Allí residía aún en 1808, cuando estalló la Guerra de la Independencia. Su vida dio entonces un nuevo vuelco: en el verano de 1810 fue elegido diputado por Extremadura y se trasladó a la isla de León, incorporándose a la actividad política que marcaría el resto de su trayectoria.

El 24 de septiembre de 1810, en la isla de León, Diego Francisco Muñoz Torrero asumió el honor de inaugurar las Cortes Generales y Extraordinarias como su primer presidente. Con voz firme proclamó que en ellas residía la soberanía nacional, marcando el inicio del constitucionalismo español.

De carácter austero y enemigo de los discursos vacíos, se distinguió por su rigor intelectual y su capacidad de síntesis. Participó en nueve comisiones y fue protagonista en los debates clave: la Ley de Libertad de Imprenta, la abolición del Santo Oficio, la cuestión de los señoríos y mayorazgos, y la redacción de la Constitución de 1812, de cuya Comisión Constitucional fue presidente. Autor de propuestas decisivas como el Decreto del 24 de septiembre o los Principios Generales de la Nación Española, Muñoz Torrero quedó consagrado como uno de los principales arquitectos de “La Pepa”. Defensor de la monarquía parlamentaria moderada, de las libertades individuales y del principio de soberanía nacional, su figura se consolidó como la de un auténtico padre del liberalismo español.

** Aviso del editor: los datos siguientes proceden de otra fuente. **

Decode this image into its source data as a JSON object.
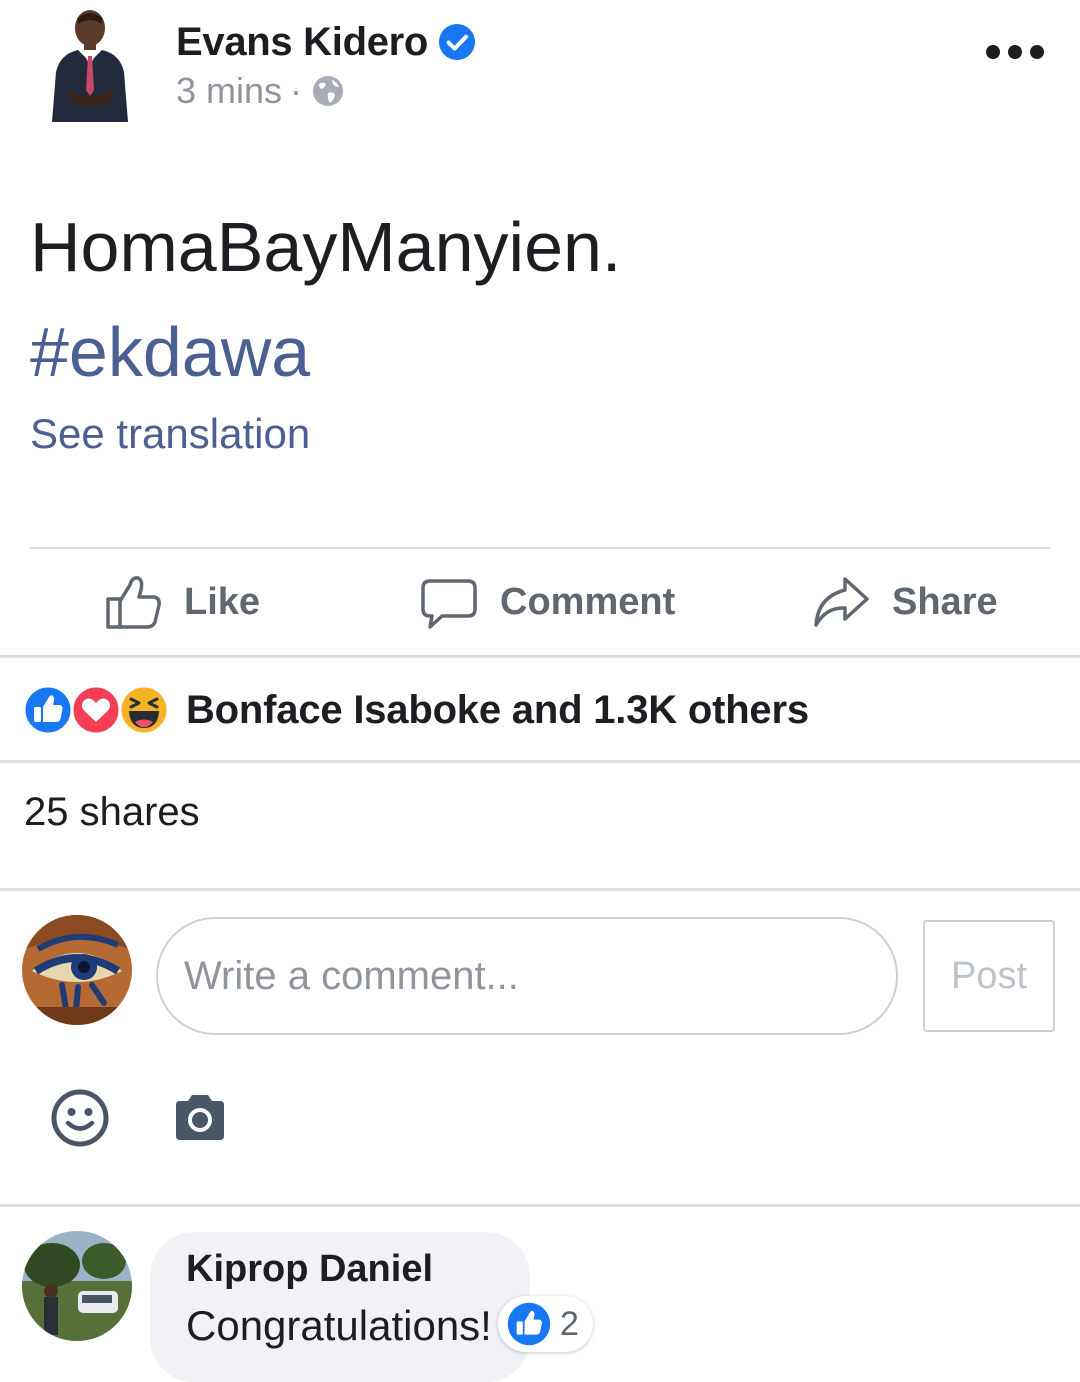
{
  "post": {
    "author": "Evans Kidero",
    "time": "3 mins",
    "separator": "·",
    "text": "HomaBayManyien.",
    "hashtag": "#ekdawa",
    "see_translation": "See translation"
  },
  "actions": {
    "like": "Like",
    "comment": "Comment",
    "share": "Share"
  },
  "reactions": {
    "summary": "Bonface Isaboke and 1.3K others",
    "icons": [
      "like-icon",
      "love-icon",
      "haha-icon"
    ]
  },
  "shares": "25 shares",
  "composer": {
    "placeholder": "Write a comment...",
    "post_label": "Post"
  },
  "comments": [
    {
      "author": "Kiprop Daniel",
      "text": "Congratulations!",
      "reaction_count": "2"
    }
  ],
  "colors": {
    "link": "#4b5f93",
    "facebook_blue": "#1877f2",
    "love_red": "#f33e58",
    "haha_yellow": "#f7b125",
    "muted": "#90949c"
  }
}
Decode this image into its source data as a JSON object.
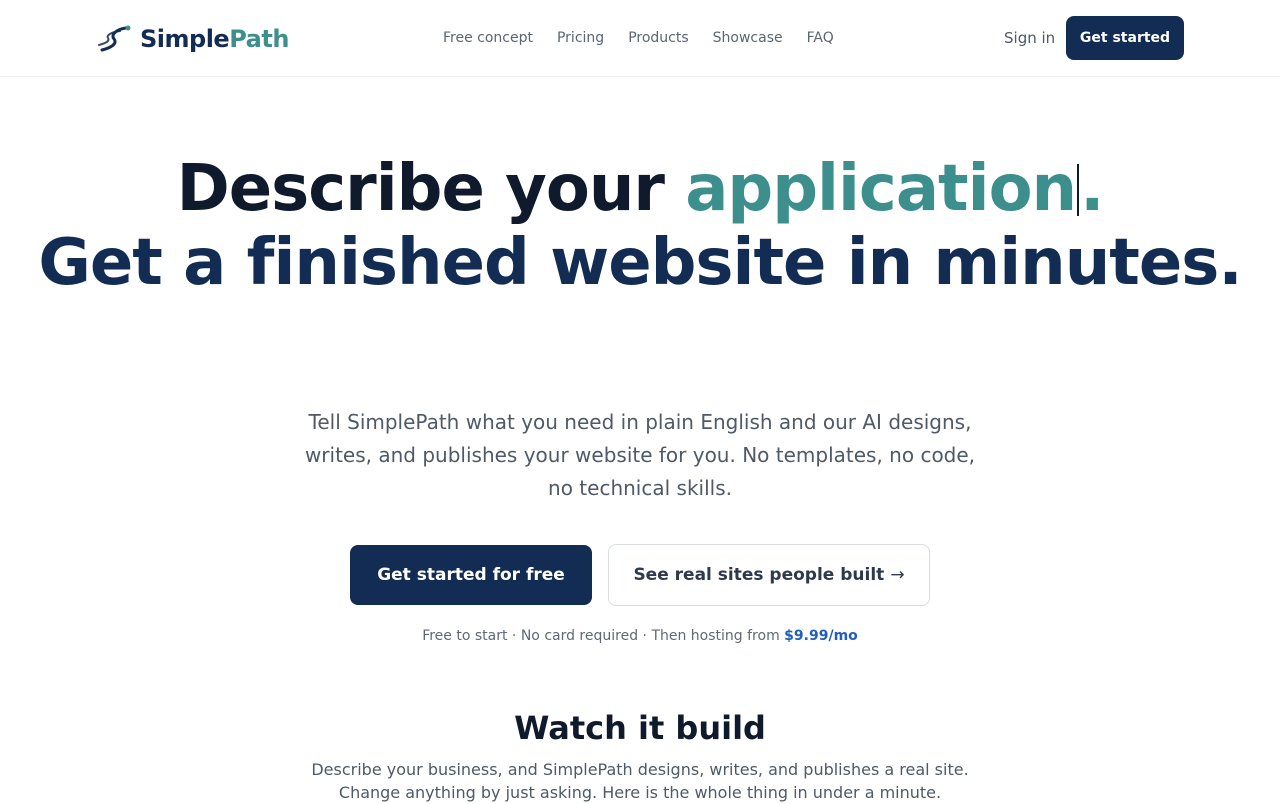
{
  "brand": {
    "name_part1": "Simple",
    "name_part2": "Path",
    "colors": {
      "navy": "#132c53",
      "teal": "#3c8f8c",
      "link_blue": "#1f5fbf"
    }
  },
  "nav": {
    "links": [
      "Free concept",
      "Pricing",
      "Products",
      "Showcase",
      "FAQ"
    ],
    "sign_in": "Sign in",
    "cta": "Get started"
  },
  "hero": {
    "line1_prefix": "Describe your",
    "line1_accent": "application",
    "line1_suffix": ".",
    "line2": "Get a finished website in minutes.",
    "subtitle": "Tell SimplePath what you need in plain English and our AI designs, writes, and publishes your website for you. No templates, no code, no technical skills.",
    "primary_cta": "Get started for free",
    "secondary_cta": "See real sites people built",
    "secondary_arrow": "→",
    "fineprint_prefix": "Free to start · No card required · Then hosting from",
    "fineprint_price": "$9.99/mo"
  },
  "watch": {
    "title": "Watch it build",
    "subtitle": "Describe your business, and SimplePath designs, writes, and publishes a real site. Change anything by just asking. Here is the whole thing in under a minute."
  },
  "icons": {
    "logo": "stylized-path-s-icon"
  }
}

Durante los años de las Cortes de Cádiz, Diego Muñoz Torrero no limitó su actividad al Parlamento, también colaboró de forma anónima en la prensa, al tiempo que cumplía con sus deberes religiosos. Sin embargo, la incompatibilidad establecida por la Constitución le impidió renovar su escaño en las Cortes Ordinarias, lo que le apartó de la vida parlamentaria a partir de 1812.

La restauración absolutista de Fernando VII en 1814 marcó un punto de inflexión. Tras el decreto del 4 de mayo que anulaba la Constitución de 1812, Muñoz Torrero, ya residente en Madrid, fue detenido el 10 de mayo y acusado de lesa majestad, con pena de muerte. Lejos de retractarse, defendió con firmeza la legitimidad de su labor en defensa de la nación y del trono. Aunque los tribunales no lograron fundamentar una condena, el propio monarca firmó el 15 de diciembre de 1814 un decreto que castigaba a los diputados liberales. Los eclesiásticos, entre ellos Muñoz Torrero, fueron recluidos en distintos conventos, iniciando así un largo periodo de persecución y cautiverio.

Condenado en 1816 a seis años de reclusión, Diego Muñoz Torrero fue enviado al convento franciscano de Erbón, en Padrón (La Coruña), donde pasó casi un lustro entregado al estudio y la oración, aislado por completo de la vida política.

Su destino cambió con el triunfo del pronunciamiento de Rafael del Riego en 1820. El 28 de febrero, los constitucionalistas lo liberaron y, de inmediato, se unió a la Junta Superior de Gobierno de La Coruña, colaborando activamente durante más de tres meses. Poco después, el 21 de mayo, fue elegido diputado por Badajoz en el convento de San Gabriel.

Ya en Madrid, su precariedad económica lo obligó a una vida austera. Primero residió en un cuarto de la calle Preciados, luego en casa de su paisano Juan Álvarez Guerra y, más tarde, en una pequeña habitación del convento de las monjas de Góngora, compartida con su amigo Bernardino Miguel Romero.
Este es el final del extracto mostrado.